CARTA DE ALEMANIA (18)

Los veranos alemanes

En la Alemania guillermina, la Alemania del káiser, los campamentos de instrucción de las tropas coloniales que iban a ser enviadas al África se instalaban cerca de Bonn y en verano, para que se fueran aclimatando. Así se lo contó a mi amigo Jesús Mondría su profesor de alemán, Herr Kunze, el año 1961, y no vemos motivo alguno –antes al contrario– para no creerlo a pie juntillas. Sólo que ello nos plantea la pregunta acerca de cómo son los veranos alemanes, una pregunta que a su vez me remite a otra: ¿cómo olvidar la primera frase de las Crónicas marcianas de Ray Bradbury, cómo olvidar semejante epifanía?: «Un minuto antes era invierno en Ohio». Algo así como el acorde con el que comienza la famosa Toccata y Fuga en re menor de Bach, valga por comparanza.

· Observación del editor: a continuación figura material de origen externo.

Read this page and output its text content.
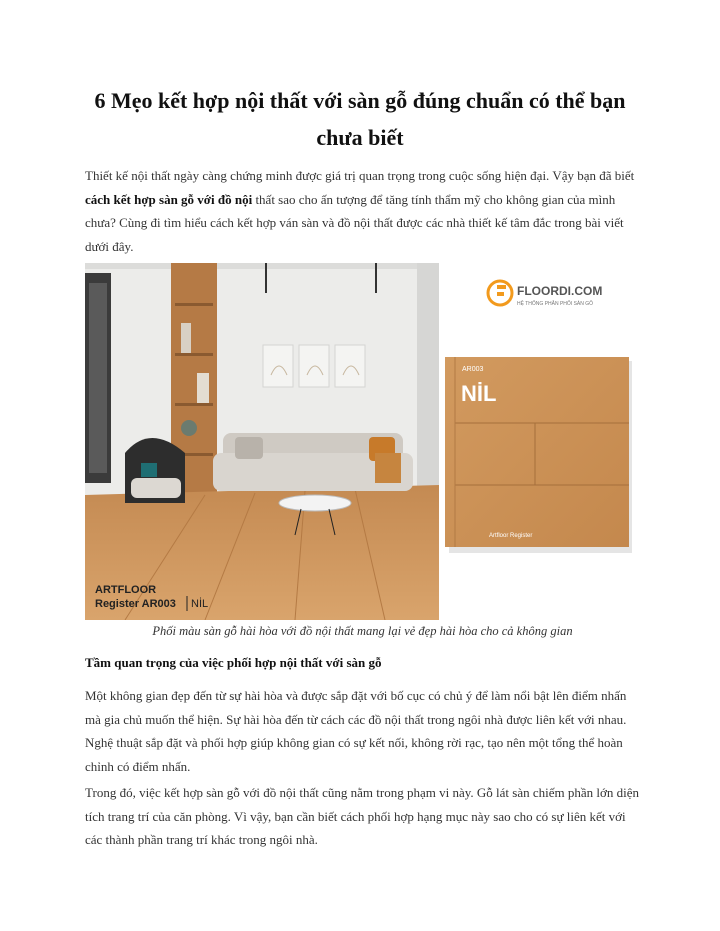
6 Mẹo kết hợp nội thất với sàn gỗ đúng chuẩn có thể bạn
chưa biết
Thiết kế nội thất ngày càng chứng minh được giá trị quan trọng trong cuộc sống hiện đại. Vậy bạn đã biết cách kết hợp sàn gỗ với đồ nội thất sao cho ấn tượng để tăng tính thẩm mỹ cho không gian của mình chưa? Cùng đi tìm hiểu cách kết hợp ván sàn và đồ nội thất được các nhà thiết kế tâm đắc trong bài viết dưới đây.
ARTFLOOR
Register AR003 NİL
FLOORDI.COM
HỆ THỐNG PHÂN PHỐI SÀN GỖ
AR003
NİL
Artfloor Register
Phối màu sàn gỗ hài hòa với đồ nội thất mang lại vẻ đẹp hài hòa cho cả không gian
Tầm quan trọng của việc phối hợp nội thất với sàn gỗ
Một không gian đẹp đến từ sự hài hòa và được sắp đặt với bố cục có chủ ý để làm nổi bật lên điểm nhấn mà gia chủ muốn thể hiện. Sự hài hòa đến từ cách các đồ nội thất trong ngôi nhà được liên kết với nhau. Nghệ thuật sắp đặt và phối hợp giúp không gian có sự kết nối, không rời rạc, tạo nên một tổng thể hoàn chỉnh có điểm nhấn.
Trong đó, việc kết hợp sàn gỗ với đồ nội thất cũng nằm trong phạm vi này. Gỗ lát sàn chiếm phần lớn diện tích trang trí của căn phòng. Vì vậy, bạn cần biết cách phối hợp hạng mục này sao cho có sự liên kết với các thành phần trang trí khác trong ngôi nhà.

Pues bien: durante muchos años, cada vez que los amigos me llamaban desde España, México, Costa Rica, Colombia, y me preguntaban que qué tal verano estaba haciendo en esta Alemania de mis culpas y pecados, donde vivo, no siempre resistí la tentación de parafrasear a Bradbury: «Un minuto antes era invierno acá: y un minuto después también». Los sesenta segundos en medio habían sido el verano alemán. Y así, no andaba yo muy lejos de aquella sarcástica observación de Heine, según la cual el verano en Hamburgo es un invierno vestido de verde.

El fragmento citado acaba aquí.